Yes, that is recovery rate risk. You get exactly the same phenomenon if you sell a bond post default before the actual workout is known. But presumably if you had a bond and a CDS, the CDS cash settlement would match where dealers were trading the bond, so the fact that the subsequent recovery was different would not matter as you would have settled the CDS and sold the bond, leaving you with no exposure. Of course if you were using the CDS to protect a non tradeable loan, then you could get caught out, but that is basis risk not recovery risk.

Is it just me, or is there a massive dose of caveat emptor missing from all this? The buyers of CDS are not retail investors: they are banks and hedge funds, and it is their job to understand the details of the trades they undertake. Just because something doesn't do what you think it ought to doesn't make it bad -- it just means you have not done your homework.

CDS contracts substitute the risk of the protection seller for the risk of the loan or bond being hedged. Some 60-70 per cent of ultimate CDS protection sellers are financial guarantors (monoline insurers) and hedge funds. Concerns about the credit standing of monolines are well documented. Recently, Merrill Lynch took a charge of $3.1bn against counterparty risk on hedges with financial guarantors.

The term 'substitute' may be a little misleading here. There is only a direct credit risk if there is a credit event. Therefore the CDS buyer is exposed only to both a credit event then a default of the CDS counterparty. If the counterparty defaults first, they have a claim to the value of the current mark to market of the CDS against the counterparty.

In the case of hedge funds, the CDS is marked to market daily. Any gain or loss is covered by collateral (cash or high quality securities) to minimise performance risk.
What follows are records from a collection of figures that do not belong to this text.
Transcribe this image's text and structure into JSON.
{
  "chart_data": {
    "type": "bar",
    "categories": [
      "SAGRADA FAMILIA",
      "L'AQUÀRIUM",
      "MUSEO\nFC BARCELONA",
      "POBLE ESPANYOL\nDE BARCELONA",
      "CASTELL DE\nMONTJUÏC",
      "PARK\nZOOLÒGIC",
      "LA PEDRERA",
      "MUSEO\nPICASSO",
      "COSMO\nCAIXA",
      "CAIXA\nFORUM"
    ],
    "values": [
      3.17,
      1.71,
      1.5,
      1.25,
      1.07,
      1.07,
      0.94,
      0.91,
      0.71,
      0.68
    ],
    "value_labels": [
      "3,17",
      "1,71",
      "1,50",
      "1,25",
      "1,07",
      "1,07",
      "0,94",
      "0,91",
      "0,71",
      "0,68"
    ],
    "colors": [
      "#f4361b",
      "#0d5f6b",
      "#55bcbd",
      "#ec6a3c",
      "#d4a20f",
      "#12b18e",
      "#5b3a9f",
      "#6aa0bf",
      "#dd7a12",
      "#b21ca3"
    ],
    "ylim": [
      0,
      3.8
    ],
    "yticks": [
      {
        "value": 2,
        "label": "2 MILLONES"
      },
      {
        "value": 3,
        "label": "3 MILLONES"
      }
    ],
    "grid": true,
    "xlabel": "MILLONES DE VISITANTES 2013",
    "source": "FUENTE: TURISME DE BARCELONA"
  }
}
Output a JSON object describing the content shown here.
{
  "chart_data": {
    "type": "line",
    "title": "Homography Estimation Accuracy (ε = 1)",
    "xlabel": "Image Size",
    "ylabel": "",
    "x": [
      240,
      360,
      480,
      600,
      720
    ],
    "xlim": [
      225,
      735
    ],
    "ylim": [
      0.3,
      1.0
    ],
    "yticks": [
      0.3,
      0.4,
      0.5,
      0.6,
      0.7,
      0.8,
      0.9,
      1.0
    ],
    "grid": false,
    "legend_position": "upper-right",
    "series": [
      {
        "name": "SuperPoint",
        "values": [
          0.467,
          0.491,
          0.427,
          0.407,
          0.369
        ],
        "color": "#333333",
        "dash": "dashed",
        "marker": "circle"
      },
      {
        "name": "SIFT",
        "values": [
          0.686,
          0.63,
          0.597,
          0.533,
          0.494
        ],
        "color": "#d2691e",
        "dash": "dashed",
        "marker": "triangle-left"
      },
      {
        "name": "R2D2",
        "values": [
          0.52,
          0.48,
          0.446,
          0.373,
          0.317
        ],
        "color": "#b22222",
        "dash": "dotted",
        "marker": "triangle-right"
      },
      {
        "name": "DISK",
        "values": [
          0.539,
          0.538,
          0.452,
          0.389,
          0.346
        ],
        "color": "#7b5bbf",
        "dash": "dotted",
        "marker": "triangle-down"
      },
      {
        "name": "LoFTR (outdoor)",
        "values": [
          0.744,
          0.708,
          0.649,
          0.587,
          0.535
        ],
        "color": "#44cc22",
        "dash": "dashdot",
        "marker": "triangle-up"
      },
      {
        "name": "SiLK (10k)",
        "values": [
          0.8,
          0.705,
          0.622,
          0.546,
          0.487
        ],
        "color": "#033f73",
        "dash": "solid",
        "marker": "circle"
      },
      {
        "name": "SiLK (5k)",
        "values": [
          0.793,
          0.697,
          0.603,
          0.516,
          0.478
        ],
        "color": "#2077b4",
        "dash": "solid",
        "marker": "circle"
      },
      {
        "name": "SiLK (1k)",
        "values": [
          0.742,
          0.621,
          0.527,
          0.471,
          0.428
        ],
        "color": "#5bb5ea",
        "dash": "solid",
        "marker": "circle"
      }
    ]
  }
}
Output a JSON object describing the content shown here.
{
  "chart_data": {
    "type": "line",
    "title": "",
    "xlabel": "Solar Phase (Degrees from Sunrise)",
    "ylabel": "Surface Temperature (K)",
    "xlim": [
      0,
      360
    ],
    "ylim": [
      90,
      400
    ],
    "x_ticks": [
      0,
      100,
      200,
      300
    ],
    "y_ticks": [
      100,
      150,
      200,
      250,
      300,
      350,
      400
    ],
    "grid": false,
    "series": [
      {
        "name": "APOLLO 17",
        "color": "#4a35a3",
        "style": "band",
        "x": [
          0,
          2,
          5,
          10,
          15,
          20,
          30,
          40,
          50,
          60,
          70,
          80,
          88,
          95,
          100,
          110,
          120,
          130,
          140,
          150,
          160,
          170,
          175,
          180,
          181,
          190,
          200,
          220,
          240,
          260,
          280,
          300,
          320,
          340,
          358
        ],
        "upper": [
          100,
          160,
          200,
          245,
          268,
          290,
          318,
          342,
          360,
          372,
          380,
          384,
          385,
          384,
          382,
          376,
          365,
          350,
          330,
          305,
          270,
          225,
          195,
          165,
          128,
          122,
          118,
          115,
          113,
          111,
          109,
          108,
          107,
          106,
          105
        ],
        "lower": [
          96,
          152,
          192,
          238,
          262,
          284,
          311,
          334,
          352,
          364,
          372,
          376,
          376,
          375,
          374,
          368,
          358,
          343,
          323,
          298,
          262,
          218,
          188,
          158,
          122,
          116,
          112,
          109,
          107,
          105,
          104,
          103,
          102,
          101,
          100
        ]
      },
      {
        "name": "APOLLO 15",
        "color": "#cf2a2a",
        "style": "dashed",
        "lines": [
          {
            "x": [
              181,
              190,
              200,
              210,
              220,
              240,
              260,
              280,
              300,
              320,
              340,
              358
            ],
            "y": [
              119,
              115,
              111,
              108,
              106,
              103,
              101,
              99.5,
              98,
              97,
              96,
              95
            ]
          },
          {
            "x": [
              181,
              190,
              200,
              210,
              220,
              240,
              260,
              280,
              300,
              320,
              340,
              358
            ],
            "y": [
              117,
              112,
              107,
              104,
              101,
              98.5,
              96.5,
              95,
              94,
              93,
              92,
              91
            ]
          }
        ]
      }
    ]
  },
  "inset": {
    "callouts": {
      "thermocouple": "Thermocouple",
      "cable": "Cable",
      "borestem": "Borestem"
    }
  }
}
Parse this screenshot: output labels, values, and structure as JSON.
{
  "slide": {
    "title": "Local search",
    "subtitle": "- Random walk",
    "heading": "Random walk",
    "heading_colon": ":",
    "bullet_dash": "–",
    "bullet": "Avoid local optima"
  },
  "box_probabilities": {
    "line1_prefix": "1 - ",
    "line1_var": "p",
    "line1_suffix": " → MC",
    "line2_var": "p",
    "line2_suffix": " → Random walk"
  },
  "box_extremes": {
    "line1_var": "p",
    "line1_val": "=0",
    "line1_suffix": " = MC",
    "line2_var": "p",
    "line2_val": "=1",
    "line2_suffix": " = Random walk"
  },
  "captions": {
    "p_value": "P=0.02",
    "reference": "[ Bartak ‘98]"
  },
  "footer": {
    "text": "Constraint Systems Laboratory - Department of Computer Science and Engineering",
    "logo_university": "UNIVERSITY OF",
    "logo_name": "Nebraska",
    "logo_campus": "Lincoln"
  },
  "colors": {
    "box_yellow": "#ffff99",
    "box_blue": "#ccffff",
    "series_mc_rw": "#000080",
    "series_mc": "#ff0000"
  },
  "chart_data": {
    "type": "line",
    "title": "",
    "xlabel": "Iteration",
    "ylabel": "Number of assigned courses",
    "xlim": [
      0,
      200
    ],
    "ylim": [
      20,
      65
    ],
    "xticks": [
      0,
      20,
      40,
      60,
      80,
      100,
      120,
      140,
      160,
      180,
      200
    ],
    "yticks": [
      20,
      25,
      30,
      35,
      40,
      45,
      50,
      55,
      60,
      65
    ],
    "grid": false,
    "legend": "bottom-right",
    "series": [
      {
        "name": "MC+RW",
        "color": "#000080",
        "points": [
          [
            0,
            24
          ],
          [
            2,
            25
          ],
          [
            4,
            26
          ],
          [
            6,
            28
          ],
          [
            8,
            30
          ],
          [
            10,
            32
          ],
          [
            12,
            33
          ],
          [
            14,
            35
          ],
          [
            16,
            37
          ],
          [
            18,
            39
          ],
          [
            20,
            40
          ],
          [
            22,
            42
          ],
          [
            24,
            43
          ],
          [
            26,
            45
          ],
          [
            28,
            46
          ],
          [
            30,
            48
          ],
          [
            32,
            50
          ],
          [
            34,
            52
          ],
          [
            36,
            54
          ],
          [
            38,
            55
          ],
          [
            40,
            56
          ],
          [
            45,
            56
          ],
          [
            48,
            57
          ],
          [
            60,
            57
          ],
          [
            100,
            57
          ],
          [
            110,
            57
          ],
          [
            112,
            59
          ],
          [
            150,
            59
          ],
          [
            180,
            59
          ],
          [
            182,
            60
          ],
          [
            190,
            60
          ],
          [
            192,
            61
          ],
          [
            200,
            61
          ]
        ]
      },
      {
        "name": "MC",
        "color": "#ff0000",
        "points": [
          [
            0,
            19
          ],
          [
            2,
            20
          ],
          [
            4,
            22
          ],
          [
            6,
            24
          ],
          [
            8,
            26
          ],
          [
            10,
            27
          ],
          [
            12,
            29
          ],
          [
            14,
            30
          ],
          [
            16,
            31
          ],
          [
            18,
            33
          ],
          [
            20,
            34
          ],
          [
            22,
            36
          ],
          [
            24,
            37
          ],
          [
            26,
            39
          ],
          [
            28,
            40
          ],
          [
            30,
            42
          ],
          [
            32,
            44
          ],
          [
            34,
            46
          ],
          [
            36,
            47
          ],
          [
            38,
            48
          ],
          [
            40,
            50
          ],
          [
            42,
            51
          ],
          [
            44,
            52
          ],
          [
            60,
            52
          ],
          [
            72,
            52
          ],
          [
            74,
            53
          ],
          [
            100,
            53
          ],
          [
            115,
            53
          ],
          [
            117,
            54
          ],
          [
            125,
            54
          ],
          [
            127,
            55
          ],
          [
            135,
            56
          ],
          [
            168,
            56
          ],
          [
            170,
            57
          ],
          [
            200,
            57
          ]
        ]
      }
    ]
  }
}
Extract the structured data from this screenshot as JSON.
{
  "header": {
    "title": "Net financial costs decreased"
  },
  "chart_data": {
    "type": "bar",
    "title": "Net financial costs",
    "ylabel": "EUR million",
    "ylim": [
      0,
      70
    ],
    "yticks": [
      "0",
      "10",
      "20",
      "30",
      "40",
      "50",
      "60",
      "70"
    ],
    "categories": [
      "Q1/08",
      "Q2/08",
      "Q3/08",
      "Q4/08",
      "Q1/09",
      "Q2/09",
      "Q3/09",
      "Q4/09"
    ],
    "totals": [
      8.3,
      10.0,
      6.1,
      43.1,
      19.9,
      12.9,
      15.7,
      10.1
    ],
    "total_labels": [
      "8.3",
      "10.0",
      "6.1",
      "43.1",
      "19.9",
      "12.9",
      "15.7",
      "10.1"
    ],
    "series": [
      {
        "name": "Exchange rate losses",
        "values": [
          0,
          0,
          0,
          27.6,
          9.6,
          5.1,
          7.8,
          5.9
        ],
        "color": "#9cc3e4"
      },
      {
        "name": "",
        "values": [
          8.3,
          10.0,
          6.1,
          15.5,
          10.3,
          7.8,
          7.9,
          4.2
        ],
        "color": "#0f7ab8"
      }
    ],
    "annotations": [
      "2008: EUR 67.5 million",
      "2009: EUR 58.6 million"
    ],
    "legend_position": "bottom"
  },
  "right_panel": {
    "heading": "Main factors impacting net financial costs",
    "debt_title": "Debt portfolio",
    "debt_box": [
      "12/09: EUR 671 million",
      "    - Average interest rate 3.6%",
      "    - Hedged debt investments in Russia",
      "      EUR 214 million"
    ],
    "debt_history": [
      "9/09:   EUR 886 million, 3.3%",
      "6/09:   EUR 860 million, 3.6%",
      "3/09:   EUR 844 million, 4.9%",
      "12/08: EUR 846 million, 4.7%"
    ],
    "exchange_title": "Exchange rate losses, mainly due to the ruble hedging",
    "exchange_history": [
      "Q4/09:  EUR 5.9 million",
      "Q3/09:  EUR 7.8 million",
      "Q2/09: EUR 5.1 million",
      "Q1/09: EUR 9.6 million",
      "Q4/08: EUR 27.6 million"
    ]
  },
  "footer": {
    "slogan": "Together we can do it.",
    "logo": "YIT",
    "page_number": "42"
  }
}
If there is a failure to meet a margin call then the position must be closed out and the collateral applied against the loss. As the case of ACA highlighted, banks may not be willing or able to close out positions where collateral isn’t posted. Collateral models also use historical volatility and correlation that may underestimate the risk.

Ice cream makers which use vanilla when you wanted chocolate may produce the wrong flavour too. Most banks - and most cooks - are aware of the need to use the right tool for the job. Moreover (as Das does not make clear) VAR based collateral models which cross margin a whole portfolio of exposures may underestimate risk due to giving too much benefit for diversification within any derivatives portfolio. (I have discussed credit support default earlier so I won't go into more details here, suffice to say that the issues are not unique to CDS.)

Clearly a number of people have it in for credit derivatives right now. I'm reminded of the ill conceived (and subsequently abandoned) rules on credit risk mitigation proposed in the first consultative papers on Basel 2. It is sad, though, to see the FT jumping on the bandwagon. Like any tool CDS can be used well or poorly. If you want a complete hedge to a credit exposure, sell it. If you don't want to do that then you have to understand how the derivative behaves as the underlying exposure moves, just as in any other risk mitigation situation. CDS are neither uniquely dangerous nor a miraculous answer to any credit risk problem. Demonising a structure helps no one, however easy a target it offers. Or as my old boss used to say: if you want a complete hedge, buy a garden.